Сёмочка: Не надо сокрушенно качать головой и тем самым показывать мне какой я плохой, зажравшийся славой подонок… Я тебя умоляю! Ты сидишь здесь со мной, и я изливаю тебе свою душу, в которой ты итак хозяйничаешь всю мою жизнь. Ты, к тому же, меня упрекаешь… Да, меня мучила совесть, но это прекратилось очень быстро. Так же быстро, как я разочаровался в женщинах. Со словом «женщина» у меня ассоциируется теперь только одно слово - «постель». Как я мог не отреагировать, ответить нет на приставания, горячий манящий шёпот и эйфорические блуждающие прикосновения тоненьких полудетских наманикюренных пальчиков? Частое дыхание, пульс переваливает за сто, невыносимый жар в паху, легкий трёмор, сладостное напряжение… О, да, милая!
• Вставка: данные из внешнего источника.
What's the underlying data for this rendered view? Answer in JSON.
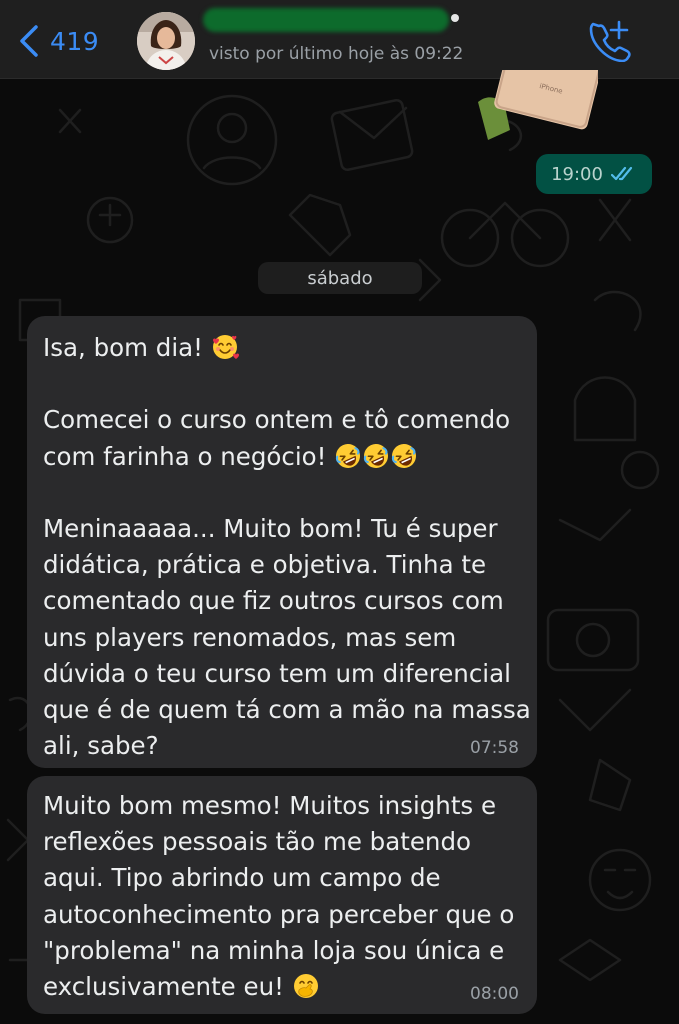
{
  "header": {
    "back_count": "419",
    "last_seen": "visto por último hoje às 09:22",
    "icons": {
      "back": "chevron-left-icon",
      "call": "phone-plus-icon",
      "avatar": "contact-avatar"
    }
  },
  "colors": {
    "accent": "#3b8cf5",
    "outgoing_bubble": "#025144",
    "incoming_bubble": "#2a2a2c",
    "background": "#0b0b0b"
  },
  "messages": [
    {
      "direction": "outgoing",
      "time": "19:00",
      "status": "read"
    },
    {
      "date_divider": "sábado"
    },
    {
      "direction": "incoming",
      "greeting": "Isa, bom dia!",
      "greeting_emoji": "smiling-face-with-hearts-icon",
      "paragraph_1": "Comecei o curso ontem e tô comendo com farinha o negócio!",
      "paragraph_1_emoji": "rolling-on-floor-laughing-icon ×3",
      "paragraph_2": "Meninaaaaa... Muito bom! Tu é super didática, prática e objetiva. Tinha te comentado que fiz outros cursos com uns players renomados, mas sem dúvida o teu curso tem um diferencial que é de quem tá com a mão na massa ali, sabe?",
      "time": "07:58"
    },
    {
      "direction": "incoming",
      "text": "Muito bom mesmo! Muitos insights e reflexões pessoais tão me batendo aqui. Tipo abrindo um campo de autoconhecimento pra perceber que o \"problema\" na minha loja sou única e exclusivamente eu!",
      "emoji": "face-with-hand-over-mouth-icon",
      "time": "08:00"
    }
  ]
}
Дааа… Из разгорячённого и потного тела выливается оргазм. Да, она мастерица. Они все мастерицы… и меня не нужно упрекать, тем более тебе. Она не разговаривала со мной почти целую неделю, потом всё как будто бы наладилось. Но всё же это происшествие изменило нас, особенно её. Я понимаю, что такое не проходит бесследно, но нельзя ненавидеть за нежность, за ласку, за желание любить. Я же не набрасывался на неё как животное! Что? Те многочисленные девочки с ласковыми голубыми глазами и блондинистыми локонами? Ты напоминаешь мне о них с такой насмешливой злобой, словно хочешь завести меня в тупик, заставить стыдится своих поступков. А мне не стыдно… Да, я выбирал девочек, напоминающих мне Неле для того, чтобы потрахаться. Именно потрахаться. Помнишь, как всё это обычно бывает? Девочка пытается унять дрожь и улыбается. Улыбается… А я готов дать голову на отсечение, что знаю, что творится в её перекрашенной головке, и почему она улыбается. Всё одинаково из раза в раз, все одинаковы, и все одержимы тупейшими фантазиями о том, что Я, именно Я та самая, о ком он мечтал всю свою жизнь. И если он согласен меня трахнуть, значит это так, а наутро он предложит пойти с ним под венец, ну, или хотя бы жить вместе… Сама подумай, милая, какого хрена мне привязывать себя к одной безмозглой или не такой уж и безмозглой, проще говоря, любой, бабе, когда я преспокойно могу ежедневно выбирать любую из них, без ответственности и с их согласия? Но ты по-прежнему улыбаешься… Вот он перед тобой – живой Тилль Линдеманн, за которым ты сломя голову носилась по всему земному шару, сейчас вы пойдёте к нему в номер и твоя мечта осуществится. Аж дух захватывает, правда? Ну, верь, верь, зачем же убивать мечту?..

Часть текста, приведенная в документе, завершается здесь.